24 aprile 1184 A. C., nasce il mito del Cavallo di Troia. Ma, in raltà, era una nave
Oggi l’almanacco ricorda la data di una delle pagine più appassionanti della storia: l’’inganno del cavallo di Troia.
La storia narrata da Virgilio nell’Eneide per bocca di Enea alla regina Didone, racconta di quel 24 aprile del 1184 a.C in cui, secondo la tradizione, gli antichi greci entrarono a Troia (oggi Truva, in Turchia) servendosi dello stratagemma di un finto cavallo. Dopo oltre un decennio di strenuo assedio, fingendo la resa, lasciarono sulla spiaggia un imponente cavallo di legno in segno propiziatorio e in offerta agli dei, per poi ripartire. Ma al suo interno vi era nascosto l’impavido Ulisse accompagnato dalla sua compagine di valorosi guerrieri.

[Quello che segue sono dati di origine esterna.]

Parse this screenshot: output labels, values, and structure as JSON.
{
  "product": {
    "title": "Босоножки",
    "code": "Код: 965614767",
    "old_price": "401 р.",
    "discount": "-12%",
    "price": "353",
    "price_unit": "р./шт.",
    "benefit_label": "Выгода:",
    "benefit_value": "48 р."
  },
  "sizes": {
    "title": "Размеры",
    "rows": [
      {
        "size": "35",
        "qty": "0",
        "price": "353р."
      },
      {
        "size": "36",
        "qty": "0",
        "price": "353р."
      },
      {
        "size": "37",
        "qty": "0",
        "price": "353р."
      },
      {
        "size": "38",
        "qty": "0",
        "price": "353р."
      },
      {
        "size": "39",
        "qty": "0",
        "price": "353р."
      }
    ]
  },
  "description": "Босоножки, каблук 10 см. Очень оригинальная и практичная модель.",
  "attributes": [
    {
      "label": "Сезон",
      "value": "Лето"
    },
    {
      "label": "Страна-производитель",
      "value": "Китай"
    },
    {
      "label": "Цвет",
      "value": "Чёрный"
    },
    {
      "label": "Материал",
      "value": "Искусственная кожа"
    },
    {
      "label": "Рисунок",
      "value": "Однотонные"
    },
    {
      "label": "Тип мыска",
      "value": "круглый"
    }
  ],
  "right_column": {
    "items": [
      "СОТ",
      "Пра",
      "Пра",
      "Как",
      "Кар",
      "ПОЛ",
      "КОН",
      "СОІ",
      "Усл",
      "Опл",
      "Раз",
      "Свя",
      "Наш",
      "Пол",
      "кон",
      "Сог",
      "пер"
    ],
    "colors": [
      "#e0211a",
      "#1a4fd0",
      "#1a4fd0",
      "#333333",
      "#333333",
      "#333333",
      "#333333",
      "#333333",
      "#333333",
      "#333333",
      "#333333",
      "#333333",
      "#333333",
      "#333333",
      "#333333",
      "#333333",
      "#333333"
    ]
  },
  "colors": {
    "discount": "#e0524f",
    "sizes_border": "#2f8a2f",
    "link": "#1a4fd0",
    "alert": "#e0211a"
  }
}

Certi che si trattasse di un dono inviato dagli dei, i Troiani portarono il cavallo all’interno della città, oltre le mura, nonostante le profezie inascoltate di Cassandra, la quale, già in precedenza, aveva profetizzato la caduta di Troia. Nella notte, dalla pancia del cavallo dove si erano nascosti, uscirono i soldati greci ed aprirono le porte e così l’armata poté entrare e distruggere la città.
Fin qui la narrazione epica. Gli storici moderni convengono nello smontare la leggenda del cavallo di Troia che, a detta loro, altro non sarebbe stato se non una nave da guerra di tipo fenicio. Il nome Hippos (cavallo) derivava dalla polena a testa di cavallo tipica dell’imbarcazione. Questa tesi è sostenuta dall’archeologo navale Francesco Liboni
L’equivoco millenario sarebbe nato da un errore nella traduzione dei testi successivi a Omero, ai quali si ispirò lo stesso Virgilio per comporre l’Eneide.
Siamo però certi che questa scoperta non smonterà il mito e nella memoria delle persone il “cavallo di Troia” sarà sempre la metafora di un grande inganno.
E, come Virgilio fece dire da Laocoonte ai Troiani che portavano il cavallo all’interno della città, Timeo Danaos et dona ferentes (Temo i Danai anche quando portano doni).